C'est le 25 février prochain que le satellite Cryosat-2, développé par EADS Astrium, devrait être lancé depuis le cosmodrome de Baïkonour, au Kazakhstan, à bord du lanceur russo-ukrainien Dniepr. Troisième satellite d'exploration de la Terre de l'ESA a être placée en orbite, après GOCE et SMOS, respectivement lancés en mars et novembre de l'année passée, il sera placé en orbite à 700 km au-dessus de la Terre avec pour mission, durant ses cinq prochaines années, d'étudier les glaces terrestres et de cartographier l'épaisseur des glaces de mer flottantes, souvent hautes de plusieurs mètres, et des inlandsis polaires, dont l'épaisseur peut atteindre parfois jusqu'à 5 km dans l'Antarctique, l'objectif étant de collecter des informations, notamment sur la vitesse de réduction de l'épaisseur de la glace polaire. Pour réussir cette mission, il emporte à son bord plusieurs instruments, dont SIRAL, le premier altimètre radar hyperfréquences tous-temps fabriqué par Thales Alenia Space.
Savez-vous que les glaces du pôle Sud représentent environ 80% des réserves en eau douce de la Terre et que si les 2 à 3 km d'épaisseur de glace qui recouvrent cette région du globe, dont la superficie équivaut à 28 fois celle de la France, venaient à fondre, le niveau des océans augmenterait d'environ 70 mètres ? Plus généralement, les pôles, Nord et Sud, joue un rôle essentiel dans la circulation atmosphérique et la régulation du climat.
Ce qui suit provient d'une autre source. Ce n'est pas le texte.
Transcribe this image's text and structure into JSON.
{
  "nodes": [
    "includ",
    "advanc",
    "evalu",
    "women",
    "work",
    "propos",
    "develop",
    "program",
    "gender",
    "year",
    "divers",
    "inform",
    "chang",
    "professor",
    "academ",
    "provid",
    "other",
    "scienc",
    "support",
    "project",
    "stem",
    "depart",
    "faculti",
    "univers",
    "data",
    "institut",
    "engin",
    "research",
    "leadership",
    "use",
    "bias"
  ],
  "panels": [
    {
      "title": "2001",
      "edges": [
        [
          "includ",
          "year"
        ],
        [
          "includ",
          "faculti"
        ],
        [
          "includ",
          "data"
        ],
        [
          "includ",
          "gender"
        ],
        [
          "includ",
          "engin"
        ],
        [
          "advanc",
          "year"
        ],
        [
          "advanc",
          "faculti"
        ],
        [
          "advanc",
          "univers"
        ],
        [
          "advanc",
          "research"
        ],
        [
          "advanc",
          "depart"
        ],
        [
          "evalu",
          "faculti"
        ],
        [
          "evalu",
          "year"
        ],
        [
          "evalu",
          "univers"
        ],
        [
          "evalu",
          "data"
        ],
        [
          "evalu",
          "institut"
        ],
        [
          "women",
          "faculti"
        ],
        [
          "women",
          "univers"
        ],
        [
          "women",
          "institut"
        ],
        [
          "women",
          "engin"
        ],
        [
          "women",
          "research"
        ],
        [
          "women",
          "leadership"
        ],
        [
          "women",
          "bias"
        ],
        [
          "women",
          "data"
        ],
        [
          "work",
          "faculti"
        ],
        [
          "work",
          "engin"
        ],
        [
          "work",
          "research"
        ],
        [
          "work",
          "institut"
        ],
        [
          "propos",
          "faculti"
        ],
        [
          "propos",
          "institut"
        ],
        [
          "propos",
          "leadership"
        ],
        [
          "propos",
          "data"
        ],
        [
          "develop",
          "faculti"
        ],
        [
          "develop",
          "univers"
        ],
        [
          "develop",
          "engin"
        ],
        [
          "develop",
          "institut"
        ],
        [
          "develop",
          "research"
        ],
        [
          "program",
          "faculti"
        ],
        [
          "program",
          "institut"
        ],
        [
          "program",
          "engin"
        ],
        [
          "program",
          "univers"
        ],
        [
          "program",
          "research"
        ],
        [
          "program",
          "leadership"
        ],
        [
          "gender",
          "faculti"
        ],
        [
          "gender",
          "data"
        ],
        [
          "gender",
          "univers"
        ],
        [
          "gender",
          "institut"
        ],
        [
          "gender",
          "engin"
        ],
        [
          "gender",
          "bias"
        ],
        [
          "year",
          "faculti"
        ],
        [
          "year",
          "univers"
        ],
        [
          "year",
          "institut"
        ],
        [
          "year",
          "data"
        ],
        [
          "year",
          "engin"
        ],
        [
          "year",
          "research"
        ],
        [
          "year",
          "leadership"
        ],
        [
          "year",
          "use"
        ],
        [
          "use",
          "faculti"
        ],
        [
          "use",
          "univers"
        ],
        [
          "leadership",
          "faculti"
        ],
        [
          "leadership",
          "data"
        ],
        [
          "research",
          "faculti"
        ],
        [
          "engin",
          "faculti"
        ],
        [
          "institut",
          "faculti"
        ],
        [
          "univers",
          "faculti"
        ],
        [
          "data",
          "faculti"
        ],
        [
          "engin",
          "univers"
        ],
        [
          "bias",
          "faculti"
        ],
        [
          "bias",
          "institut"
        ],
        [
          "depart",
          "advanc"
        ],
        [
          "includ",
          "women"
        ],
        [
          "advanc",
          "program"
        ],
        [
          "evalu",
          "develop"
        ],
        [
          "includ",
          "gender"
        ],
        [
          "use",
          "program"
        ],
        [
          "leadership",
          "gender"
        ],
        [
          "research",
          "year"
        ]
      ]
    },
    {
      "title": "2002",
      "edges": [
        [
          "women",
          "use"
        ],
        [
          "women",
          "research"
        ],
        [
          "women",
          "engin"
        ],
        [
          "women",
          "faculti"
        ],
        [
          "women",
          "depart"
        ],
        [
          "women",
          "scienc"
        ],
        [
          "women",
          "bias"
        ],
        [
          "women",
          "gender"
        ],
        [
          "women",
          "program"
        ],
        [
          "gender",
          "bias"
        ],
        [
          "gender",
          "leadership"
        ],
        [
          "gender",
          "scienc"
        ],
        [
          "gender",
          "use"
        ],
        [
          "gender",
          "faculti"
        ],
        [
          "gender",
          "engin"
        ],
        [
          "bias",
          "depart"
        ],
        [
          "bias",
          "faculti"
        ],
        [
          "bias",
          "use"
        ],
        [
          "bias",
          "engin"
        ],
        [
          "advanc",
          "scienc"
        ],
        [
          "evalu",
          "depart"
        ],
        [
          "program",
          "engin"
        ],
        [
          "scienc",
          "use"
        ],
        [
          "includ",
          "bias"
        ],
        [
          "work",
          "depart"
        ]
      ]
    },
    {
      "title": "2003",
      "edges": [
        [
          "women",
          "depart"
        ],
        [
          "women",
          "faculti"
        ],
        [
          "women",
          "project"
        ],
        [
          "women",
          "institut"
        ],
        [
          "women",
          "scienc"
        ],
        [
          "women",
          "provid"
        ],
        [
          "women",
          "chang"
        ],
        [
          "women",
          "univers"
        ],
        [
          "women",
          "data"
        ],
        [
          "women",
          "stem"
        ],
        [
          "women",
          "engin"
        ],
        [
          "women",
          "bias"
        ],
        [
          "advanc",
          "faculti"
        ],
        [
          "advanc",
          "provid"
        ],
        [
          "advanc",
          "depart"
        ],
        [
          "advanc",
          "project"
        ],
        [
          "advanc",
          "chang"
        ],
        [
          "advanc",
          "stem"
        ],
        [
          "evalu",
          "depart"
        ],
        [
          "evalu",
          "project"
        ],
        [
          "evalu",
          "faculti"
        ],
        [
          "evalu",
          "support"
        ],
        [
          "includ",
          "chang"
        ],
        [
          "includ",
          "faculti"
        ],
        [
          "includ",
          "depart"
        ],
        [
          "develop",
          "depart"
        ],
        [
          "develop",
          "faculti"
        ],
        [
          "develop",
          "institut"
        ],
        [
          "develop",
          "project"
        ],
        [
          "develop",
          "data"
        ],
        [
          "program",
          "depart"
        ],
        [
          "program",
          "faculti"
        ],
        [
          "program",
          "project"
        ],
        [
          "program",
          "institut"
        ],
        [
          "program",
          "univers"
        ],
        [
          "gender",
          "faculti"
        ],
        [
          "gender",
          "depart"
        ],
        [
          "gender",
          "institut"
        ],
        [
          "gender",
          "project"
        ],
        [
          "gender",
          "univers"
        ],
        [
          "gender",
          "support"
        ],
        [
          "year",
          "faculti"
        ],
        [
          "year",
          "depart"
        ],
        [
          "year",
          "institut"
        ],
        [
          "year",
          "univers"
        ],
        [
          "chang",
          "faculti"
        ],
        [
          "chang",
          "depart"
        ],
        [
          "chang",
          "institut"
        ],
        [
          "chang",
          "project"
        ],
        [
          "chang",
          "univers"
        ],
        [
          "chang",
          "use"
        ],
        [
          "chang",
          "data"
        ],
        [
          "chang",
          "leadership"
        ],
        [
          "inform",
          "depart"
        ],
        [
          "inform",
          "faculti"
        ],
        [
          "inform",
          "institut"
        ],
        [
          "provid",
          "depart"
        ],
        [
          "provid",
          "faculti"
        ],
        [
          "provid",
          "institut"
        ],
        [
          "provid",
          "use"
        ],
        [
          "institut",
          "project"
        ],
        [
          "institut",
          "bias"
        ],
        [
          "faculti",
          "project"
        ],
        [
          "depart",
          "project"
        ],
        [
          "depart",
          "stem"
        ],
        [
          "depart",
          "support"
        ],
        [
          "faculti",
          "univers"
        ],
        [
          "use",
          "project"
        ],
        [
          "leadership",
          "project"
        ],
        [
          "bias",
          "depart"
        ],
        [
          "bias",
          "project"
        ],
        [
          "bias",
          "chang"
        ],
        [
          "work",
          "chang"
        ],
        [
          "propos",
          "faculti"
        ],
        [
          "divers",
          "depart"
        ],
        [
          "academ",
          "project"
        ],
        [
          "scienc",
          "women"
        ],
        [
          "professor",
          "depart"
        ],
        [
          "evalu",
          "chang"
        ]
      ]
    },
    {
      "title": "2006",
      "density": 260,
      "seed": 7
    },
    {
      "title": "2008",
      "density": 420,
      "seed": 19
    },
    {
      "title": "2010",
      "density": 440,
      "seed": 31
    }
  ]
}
Ils créent en effet un équilibre climatique, non seulement en absorbant la chaleur de l'équateur mais aussi en agissant sur les courants marins dont le plus célèbre est le Gulf Stream. Dans ce contexte, la fragilisation de la banquise et sa débâcle qui ne cesse de s'accroître chaque année s'avèrent très préoccupantes pour l'avenir. D'où la nécessité d'observer ces régions, notamment depuis l'espace, afin de surveiller leur évolution. C'est d'ailleurs ainsi que les scientifiques ont pu d'ores et déjà mesurer une régression de la calotte glaciaire d'environ 8% par décennie.
Le satellite de l'ESA CryoSat-2 qui doit être lancé le 25 février prochain s'inscrit donc dans cette vaste mission d'observation de ces régions polaires. Rappelons qu'après l'échec du lancement de Cryosat-1 en 2005, décision avait été prise de concevoir un nouveau satellite pour remplir une mission identique, CryoSat-2. Placé en orbite polaire, à une altitude de plus de 700 km, ce satellite va donc surveiller les fluctuations de l'épaisseur des glaces polaires et des blocs de glaces dérivants afin de mieux connaître la vitesse de réduction de l'épaisseur de la glace polaire. Pour y parvenir, il est doté d'une nouvelle génération d'altimètre-interféromètre de très haute résolution capable de balayer le sol sur une largeur de 250 mètres. Baptisé SIRAL (Synthetic aperture Interferometer Radar Altimeter), cet instrument, le principal à bord de CryoSat-2, utilise l'interférométrie pour mesurer la topographie de part de d'autre de la trace au sol du satellite. Il dispose par ailleurs d'un mode radar à synthèse d'ouverture (SAR) pour réaliser une topographie très précise le long de la trace. Autant d'informations cruciales pour le développement de modèles utilisés dans l'analyse et les prévisions du changement climatique.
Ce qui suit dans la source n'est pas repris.